Villagers in Gulmi lose night’s sleep for waterThe village of Painyunpata has 18 households and each household takes turns every hour to fill their pots at the public tap.
Japindra Karki, a 76-year-old man, of Painyunpata in Isma Rural Municipality-4, starts his day at 4 am to fetch water. He reaches the only public tap, about 15 minutes from his house, every morning, without fail.
“I have been following this routine for so many years now, no matter the weather,” said Karki.
Tulasa Karki, a 53-year-old woman, stays awake the whole night to reach the public tap by 2 am.
The village of Painyunpata has 18 households and each household takes turns filling their pots at the public tap to avoid quarrels. One household gets an hour. The frustration that builds up trying to manage water for household purposes every day boils over when every thirsty household reaches the public tap at the same time, says Karki.

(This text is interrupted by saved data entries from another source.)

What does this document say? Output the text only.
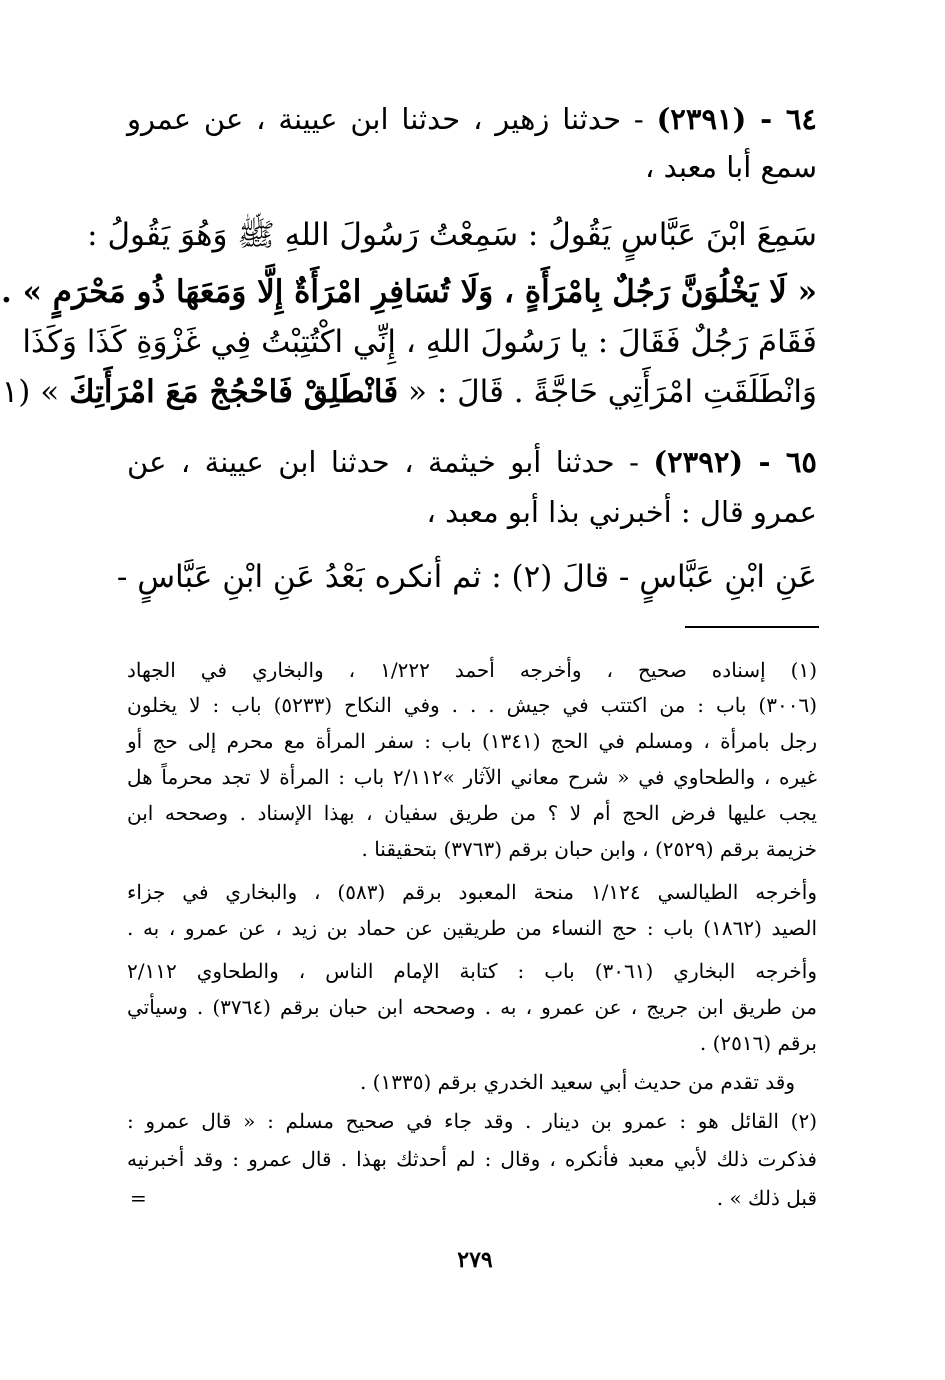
٦٤ - (٢٣٩١) - حدثنا زهير ، حدثنا ابن عيينة ، عن عمرو
سمع أبا معبد ،
سَمِعَ ابْنَ عَبَّاسٍ يَقُولُ : سَمِعْتُ رَسُولَ اللهِ ﷺ وَهُوَ يَقُولُ :
« لَا يَخْلُوَنَّ رَجُلٌ بِامْرَأَةٍ ، وَلَا تُسَافِرِ امْرَأَةٌ إِلَّا وَمَعَهَا ذُو مَحْرَمٍ » .
فَقَامَ رَجُلٌ فَقَالَ : يا رَسُولَ اللهِ ، إِنِّي اكْتُتِبْتُ فِي غَزْوَةِ كَذَا وَكَذَا
وَانْطَلَقَتِ امْرَأَتِي حَاجَّةً . قَالَ : « فَانْطَلِقْ فَاحْجُجْ مَعَ امْرَأَتِكَ » (١
٦٥ - (٢٣٩٢) - حدثنا أبو خيثمة ، حدثنا ابن عيينة ، عن
عمرو قال : أخبرني بذا أبو معبد ،
عَنِ ابْنِ عَبَّاسٍ - قالَ (٢) : ثم أنكره بَعْدُ عَنِ ابْنِ عَبَّاسٍ -
(١) إسناده صحيح ، وأخرجه أحمد ١/٢٢٢ ، والبخاري في الجهاد
(٣٠٠٦) باب : من اكتتب في جيش . . . وفي النكاح (٥٢٣٣) باب : لا يخلون
رجل بامرأة ، ومسلم في الحج (١٣٤١) باب : سفر المرأة مع محرم إلى حج أو
غيره ، والطحاوي في « شرح معاني الآثار »٢/١١٢ باب : المرأة لا تجد محرماً هل
يجب عليها فرض الحج أم لا ؟ من طريق سفيان ، بهذا الإسناد . وصححه ابن
خزيمة برقم (٢٥٢٩) ، وابن حبان برقم (٣٧٦٣) بتحقيقنا .
وأخرجه الطيالسي ١/١٢٤ منحة المعبود برقم (٥٨٣) ، والبخاري في جزاء
الصيد (١٨٦٢) باب : حج النساء من طريقين عن حماد بن زيد ، عن عمرو ، به .
وأخرجه البخاري (٣٠٦١) باب : كتابة الإمام الناس ، والطحاوي ٢/١١٢
من طريق ابن جريج ، عن عمرو ، به . وصححه ابن حبان برقم (٣٧٦٤) . وسيأتي
برقم (٢٥١٦) .
وقد تقدم من حديث أبي سعيد الخدري برقم (١٣٣٥) .
(٢) القائل هو : عمرو بن دينار . وقد جاء في صحيح مسلم : « قال عمرو :
فذكرت ذلك لأبي معبد فأنكره ، وقال : لم أحدثك بهذا . قال عمرو : وقد أخبرنيه
قبل ذلك » .
=
٢٧٩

“We have been following the one-hour rule for almost a decade, but we still end up quarrelling sometimes because there is just not enough water for everybody,” said Tulsa. “The spring is drying up. We never get enough water even after staying up all night.”
A water supply pipeline is laid from a spring in Chaphile, Malika Rural Municipality-5, to Painyunpata’s public tap, but there is no water reservoir.
“The pipe was laid with money collected from every household,” said Tulasa. “We couldn’t do the same to build a reservoir.”
According to Tara Karki, a 39-year-old woman from Maryan village in the same ward, all the villages in the rural municipality suffer from water shortage.
More than 600 households in Khabreta, Hul, Chaiya, Bhana, Madkina, Dami, and Rumi villages, and a few other settlements in Ward No 4 have been facing water problems for several years.
“In Maryan, water is distributed to every household for an hour, which allows us to fill two or three buckets of water, which is never enough for my family of four,” said Tara. “If we need more water, we have to walk for two hours to reach a natural spring.”
A lift water supply project—Andheri River Lifting Drinking Water Project—from Andheri River was started in the fiscal year 2013-14, with the help of the District Water Supply Office at an estimated cost of Rs 60.9 million. “But even after spending so much money on the project, the consumer committee has not been able to complete the project,” said Om Bahadur Karki of Khabreta.
Man Bahadur Darlami, chairman of the consumer committee, says the project will be completed in a year. “Most of the budget was spent on installing three water tanks with a capacity of 1,00,000 litres each; four smaller tanks, among which two have a capacity of 20,000 litres each; and two others with a capacity of 16,000 litres each; and on laying the pipeline and installing the motors,” said Darlami. “The only thing left to do now is to install taps,” he added.
Locals, on the other hand, are sceptical that the committee will begin water supply in one year and complain about various other issues.
According to Gumansingh Basnet of Khabreta, the lift water project has several irregularities. “We did not know when the committee was formed, nor were we informed about its work progress,” said Basnet. “The tanks are in a dilapidated condition, and the pipes installed to supply water in several locations are damaged. We have no hope this project will be completed.”
According to records at Isma Rural Municipality, when the project started, there were 445 households in ward No. 4, and there are now more than 600 households.
“With the increase in population, the water needs of the ward have also increased,” said Parvati Kunwar, the deputy chairman of the Isma Rural Municipality. “We have allocated an additional Rs2 million from the municipal office under the ‘one house, one tap’ programme. In order to solve the problem of drinking water for the people of Ward No 4. We will complete the Andheri River Lifting Drinking Water Project to end the water woes of the residents of Ward No 4.”